Obama, US, popular in India: pollBy Arun Kumar, IANS
Thursday, October 21, 2010
WASHINGTON - When US President Barack Obama travels to India next month, he will visit a country in which both he and the nation he leads are broadly popular, according to a new poll.
More than seven-in-ten (73 percent) Indians have confidence in the American president, and about two-thirds (66 percent) express a favourable opinion of the United States, although this is down from 76 percent last year.
By contrast, only 51 percent rate Russia favourably, and even fewer feel this way about the European Union (36 percent) or China (34 percent).
Indians are also feeling positive about their own country’s role in world affairs and they are optimistic about its economic future, the Pew Research Centre’s Global Attitudes survey found.
Prime Minister Manmohan Singh receives extremely positive ratings (87 percent favourable), as do Congress party leader Sonia Gandhi (87 percent) and her son Rahul Gandhi (85 percent).

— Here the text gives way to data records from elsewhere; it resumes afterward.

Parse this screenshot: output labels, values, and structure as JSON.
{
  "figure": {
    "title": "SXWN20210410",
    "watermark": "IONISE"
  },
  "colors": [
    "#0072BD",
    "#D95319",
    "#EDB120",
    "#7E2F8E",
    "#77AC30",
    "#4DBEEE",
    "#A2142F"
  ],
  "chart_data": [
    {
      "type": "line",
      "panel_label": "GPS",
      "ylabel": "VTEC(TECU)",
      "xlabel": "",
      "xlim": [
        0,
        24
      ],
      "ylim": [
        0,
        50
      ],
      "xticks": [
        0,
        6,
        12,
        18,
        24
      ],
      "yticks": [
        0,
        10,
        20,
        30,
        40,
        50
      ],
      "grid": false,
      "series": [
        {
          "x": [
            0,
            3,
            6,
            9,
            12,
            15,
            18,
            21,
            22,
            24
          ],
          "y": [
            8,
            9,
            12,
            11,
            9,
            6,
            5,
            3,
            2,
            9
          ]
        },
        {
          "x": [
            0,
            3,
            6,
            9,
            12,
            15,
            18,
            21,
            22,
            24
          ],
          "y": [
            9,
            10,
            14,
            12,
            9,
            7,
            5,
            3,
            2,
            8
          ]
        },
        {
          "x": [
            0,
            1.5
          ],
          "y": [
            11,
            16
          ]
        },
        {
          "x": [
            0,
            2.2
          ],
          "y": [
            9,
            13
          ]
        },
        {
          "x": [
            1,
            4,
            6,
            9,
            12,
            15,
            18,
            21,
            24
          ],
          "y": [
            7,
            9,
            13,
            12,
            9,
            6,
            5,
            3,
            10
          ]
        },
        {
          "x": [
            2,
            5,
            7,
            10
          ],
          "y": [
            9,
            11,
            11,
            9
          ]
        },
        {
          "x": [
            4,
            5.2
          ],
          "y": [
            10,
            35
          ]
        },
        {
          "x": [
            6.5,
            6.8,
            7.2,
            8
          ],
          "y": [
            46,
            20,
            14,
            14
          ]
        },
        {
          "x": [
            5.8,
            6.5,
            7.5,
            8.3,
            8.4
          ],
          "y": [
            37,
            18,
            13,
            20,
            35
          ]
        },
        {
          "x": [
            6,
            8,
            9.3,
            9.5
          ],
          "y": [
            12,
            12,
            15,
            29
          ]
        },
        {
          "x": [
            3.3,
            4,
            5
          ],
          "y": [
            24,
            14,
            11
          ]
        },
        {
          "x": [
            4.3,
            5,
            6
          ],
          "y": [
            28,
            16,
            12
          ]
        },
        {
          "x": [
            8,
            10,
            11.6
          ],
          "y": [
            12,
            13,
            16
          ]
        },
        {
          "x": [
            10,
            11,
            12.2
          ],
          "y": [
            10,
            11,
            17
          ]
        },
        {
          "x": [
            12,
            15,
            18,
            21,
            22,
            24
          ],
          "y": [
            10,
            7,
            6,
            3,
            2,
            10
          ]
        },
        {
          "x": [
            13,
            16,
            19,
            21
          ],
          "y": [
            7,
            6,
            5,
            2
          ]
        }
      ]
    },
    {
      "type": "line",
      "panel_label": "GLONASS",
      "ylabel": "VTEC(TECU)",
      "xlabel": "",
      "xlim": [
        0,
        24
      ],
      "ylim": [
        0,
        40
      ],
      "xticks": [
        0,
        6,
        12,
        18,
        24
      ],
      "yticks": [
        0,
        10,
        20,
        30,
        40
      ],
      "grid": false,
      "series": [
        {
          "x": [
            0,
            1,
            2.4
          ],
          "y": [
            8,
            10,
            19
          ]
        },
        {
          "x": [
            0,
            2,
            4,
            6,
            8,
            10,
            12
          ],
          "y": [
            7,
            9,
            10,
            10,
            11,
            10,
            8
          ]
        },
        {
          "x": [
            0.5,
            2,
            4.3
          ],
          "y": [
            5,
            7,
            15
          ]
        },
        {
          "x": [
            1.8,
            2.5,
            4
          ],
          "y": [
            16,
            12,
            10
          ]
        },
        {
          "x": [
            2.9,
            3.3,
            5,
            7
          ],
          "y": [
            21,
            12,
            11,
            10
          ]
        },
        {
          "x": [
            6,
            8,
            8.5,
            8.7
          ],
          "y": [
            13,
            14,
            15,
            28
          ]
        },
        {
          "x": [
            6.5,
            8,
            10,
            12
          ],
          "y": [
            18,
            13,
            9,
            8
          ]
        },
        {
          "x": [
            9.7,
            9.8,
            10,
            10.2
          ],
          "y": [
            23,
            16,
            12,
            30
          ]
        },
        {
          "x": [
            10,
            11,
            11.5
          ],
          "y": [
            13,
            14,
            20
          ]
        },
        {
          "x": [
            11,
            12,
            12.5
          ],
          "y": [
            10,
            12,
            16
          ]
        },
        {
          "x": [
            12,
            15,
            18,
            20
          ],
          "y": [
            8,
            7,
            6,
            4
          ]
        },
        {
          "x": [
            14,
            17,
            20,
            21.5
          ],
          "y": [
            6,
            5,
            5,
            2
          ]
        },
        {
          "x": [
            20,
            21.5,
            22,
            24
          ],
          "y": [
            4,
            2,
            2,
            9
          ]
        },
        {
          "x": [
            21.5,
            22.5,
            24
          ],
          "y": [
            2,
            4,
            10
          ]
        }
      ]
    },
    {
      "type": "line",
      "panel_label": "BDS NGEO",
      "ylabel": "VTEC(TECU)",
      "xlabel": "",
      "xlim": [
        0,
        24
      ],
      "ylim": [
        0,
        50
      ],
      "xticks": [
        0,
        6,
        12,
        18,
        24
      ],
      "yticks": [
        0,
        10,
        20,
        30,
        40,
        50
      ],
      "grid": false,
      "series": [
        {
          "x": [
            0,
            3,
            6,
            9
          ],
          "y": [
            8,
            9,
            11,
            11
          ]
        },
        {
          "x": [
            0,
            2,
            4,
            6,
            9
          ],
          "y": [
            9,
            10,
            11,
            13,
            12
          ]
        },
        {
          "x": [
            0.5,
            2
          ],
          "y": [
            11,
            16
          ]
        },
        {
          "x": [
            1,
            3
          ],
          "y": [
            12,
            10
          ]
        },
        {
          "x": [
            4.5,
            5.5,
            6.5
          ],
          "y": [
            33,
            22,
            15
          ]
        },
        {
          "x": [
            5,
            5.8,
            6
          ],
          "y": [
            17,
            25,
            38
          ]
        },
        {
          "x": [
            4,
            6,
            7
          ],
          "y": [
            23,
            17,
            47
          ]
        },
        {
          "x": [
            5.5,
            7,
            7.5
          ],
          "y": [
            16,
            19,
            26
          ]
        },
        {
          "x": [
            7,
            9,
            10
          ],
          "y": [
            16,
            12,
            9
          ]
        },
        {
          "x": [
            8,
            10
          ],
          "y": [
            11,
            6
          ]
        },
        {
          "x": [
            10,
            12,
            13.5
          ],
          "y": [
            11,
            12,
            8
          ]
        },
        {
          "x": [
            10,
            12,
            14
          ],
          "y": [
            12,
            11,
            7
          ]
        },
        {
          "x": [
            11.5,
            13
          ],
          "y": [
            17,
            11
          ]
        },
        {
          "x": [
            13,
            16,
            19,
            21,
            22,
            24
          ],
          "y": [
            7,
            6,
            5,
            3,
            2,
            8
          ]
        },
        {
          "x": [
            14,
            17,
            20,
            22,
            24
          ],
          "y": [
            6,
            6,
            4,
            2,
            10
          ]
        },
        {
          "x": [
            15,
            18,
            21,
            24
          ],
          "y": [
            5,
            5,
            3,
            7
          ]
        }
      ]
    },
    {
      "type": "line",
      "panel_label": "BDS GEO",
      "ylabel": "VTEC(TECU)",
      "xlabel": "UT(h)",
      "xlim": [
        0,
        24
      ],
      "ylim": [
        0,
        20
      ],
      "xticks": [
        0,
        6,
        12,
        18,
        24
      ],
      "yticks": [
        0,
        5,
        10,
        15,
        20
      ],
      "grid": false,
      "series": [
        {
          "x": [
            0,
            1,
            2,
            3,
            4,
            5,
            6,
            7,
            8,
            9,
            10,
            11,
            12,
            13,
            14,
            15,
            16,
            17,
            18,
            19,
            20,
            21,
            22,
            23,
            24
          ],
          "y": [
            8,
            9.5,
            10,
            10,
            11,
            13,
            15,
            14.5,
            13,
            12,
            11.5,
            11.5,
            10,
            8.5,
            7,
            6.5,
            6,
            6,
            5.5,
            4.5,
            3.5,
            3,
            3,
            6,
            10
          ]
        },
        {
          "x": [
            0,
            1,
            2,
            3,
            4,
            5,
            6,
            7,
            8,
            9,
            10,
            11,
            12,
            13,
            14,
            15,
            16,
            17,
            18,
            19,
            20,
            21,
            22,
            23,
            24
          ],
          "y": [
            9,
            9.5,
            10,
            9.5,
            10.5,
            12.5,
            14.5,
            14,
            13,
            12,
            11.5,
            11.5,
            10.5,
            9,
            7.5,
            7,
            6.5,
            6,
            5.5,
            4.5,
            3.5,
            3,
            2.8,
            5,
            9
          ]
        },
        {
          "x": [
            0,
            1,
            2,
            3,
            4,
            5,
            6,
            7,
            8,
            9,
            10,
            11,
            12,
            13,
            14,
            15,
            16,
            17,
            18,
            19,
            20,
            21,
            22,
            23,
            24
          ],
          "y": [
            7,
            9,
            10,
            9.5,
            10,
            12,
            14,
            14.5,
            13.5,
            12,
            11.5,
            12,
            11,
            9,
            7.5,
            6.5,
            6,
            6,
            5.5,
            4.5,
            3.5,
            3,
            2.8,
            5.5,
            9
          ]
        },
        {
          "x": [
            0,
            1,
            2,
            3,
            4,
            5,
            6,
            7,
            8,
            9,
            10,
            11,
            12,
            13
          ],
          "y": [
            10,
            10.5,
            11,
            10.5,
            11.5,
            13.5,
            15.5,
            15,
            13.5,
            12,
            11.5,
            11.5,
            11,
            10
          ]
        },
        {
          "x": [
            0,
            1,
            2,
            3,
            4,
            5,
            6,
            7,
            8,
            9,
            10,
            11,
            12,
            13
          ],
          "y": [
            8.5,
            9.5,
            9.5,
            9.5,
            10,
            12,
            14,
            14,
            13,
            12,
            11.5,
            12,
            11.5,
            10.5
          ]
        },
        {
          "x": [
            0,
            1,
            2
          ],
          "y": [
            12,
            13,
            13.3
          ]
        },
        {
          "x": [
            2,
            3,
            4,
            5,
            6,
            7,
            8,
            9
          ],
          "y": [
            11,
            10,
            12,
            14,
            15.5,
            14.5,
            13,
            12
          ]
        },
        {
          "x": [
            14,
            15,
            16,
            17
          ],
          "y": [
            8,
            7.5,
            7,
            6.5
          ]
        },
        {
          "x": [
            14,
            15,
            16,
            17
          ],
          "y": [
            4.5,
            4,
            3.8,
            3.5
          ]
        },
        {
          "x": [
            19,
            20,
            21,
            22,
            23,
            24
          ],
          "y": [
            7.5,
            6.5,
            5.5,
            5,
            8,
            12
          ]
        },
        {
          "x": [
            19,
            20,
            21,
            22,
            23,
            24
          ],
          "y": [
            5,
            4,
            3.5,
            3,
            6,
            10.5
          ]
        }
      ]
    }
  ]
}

Indians express confident views about their country’s role in the international arena. Almost four-in-ten (38 percent) think India is already one of the world’s leading powers and roughly half (49 percent) say it will be one eventually. Only 8 percent believe it will never be a major power.
India has enjoyed impressive economic growth in recent years, and today nearly six-in-ten Indians (57 percent) say their nation’s economy is in good shape.
Among the 22 countries included in the spring 2010 Pew Global Attitudes survey, only the Chinese and Brazilians are more satisfied with their economic situation.
Still, Indians believe their country faces a number of major challenges, including crime and corruption. And nearly two years after the deadly Mumbai attacks, 81 percent say terrorism is a very big problem.
Moreover, a plurality of Indians characterise Lashkar-e-Taiba, the group widely blamed for the Mumbai attacks, as the greatest threat facing their country.
One-third name Pakistan as the greatest threat - and overwhelmingly Indians believe there is a link between these two threats: 58 percent say the Pakistani government actively supports extremist groups like LeT, while another 21 percent think it at least tolerates them.
And if these groups were to conduct another terrorist attack against India, most would support military action against them in Pakistan, the Pew poll found.